In 2015, journalist Sam Quinones told L.A. TACO that injunctions were only part of the reason that crime has dropped in Southern California since the gang warfare days of the 1990s.
“I believe gang injunctions have had a huge effect on gangs dispersing or moving indoors,” Quinones said at the time. “The Internet is keeping kids indoors. That’s another factor. There are many.”
Law enforcement leaders and advocacy groups argue the gang injunctions have helped reduce crime in Los Angeles and other cities, although researchers say that connection is tenuous and debatable.
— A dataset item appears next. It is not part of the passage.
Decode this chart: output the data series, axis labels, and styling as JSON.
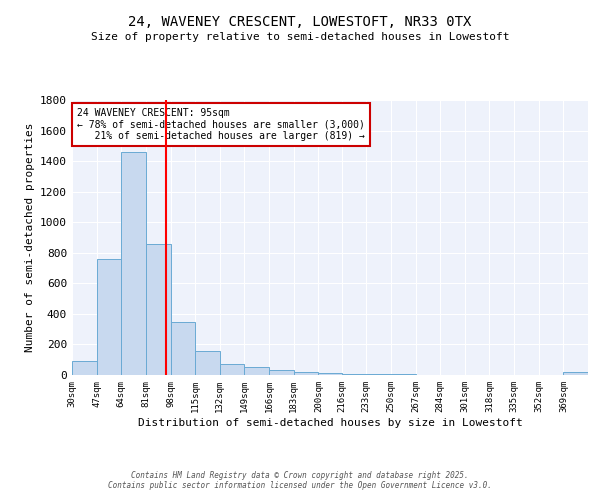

A spokesman for the city attorney’s office said letters were being sent out to the 7,300 people so far removed from L.A. gang injunctions in 2017.
“Many have steered away from gang life, having grown older and more responsible (‘aged out’) while others have left the neighborhood and no longer frequent the limited geographical area that the relevant injunction covers (‘safety zone’),” wrote Rob Wilcox, spokesman for the city attorney, in a statement. “Still others are in prison, while some have passed away.”
But that doesn’t mean that gang injunctions are over, or that the city no longer supports them.
“Based on the fact that they didn’t take everyone off these injunctions, to me, that lets us know the city of Los Angeles is not finished trying to enforce and use gang injunctions,” said Josh Green, staff attorney at Urban Peace Institute. “There is very limited evidence that gang injunctions serve any useful public safety end.”
Sean Garcia-Leys, another UPI attorney working on the case, also warned that the removal of these individuals from injunctions might not be reaching rank-and-file officers.
“We’ve already had a case of a person who received the [injunction removal] letter and was placed under arrest for an injunction violation,” Garcia-Leys told L.A. TACO.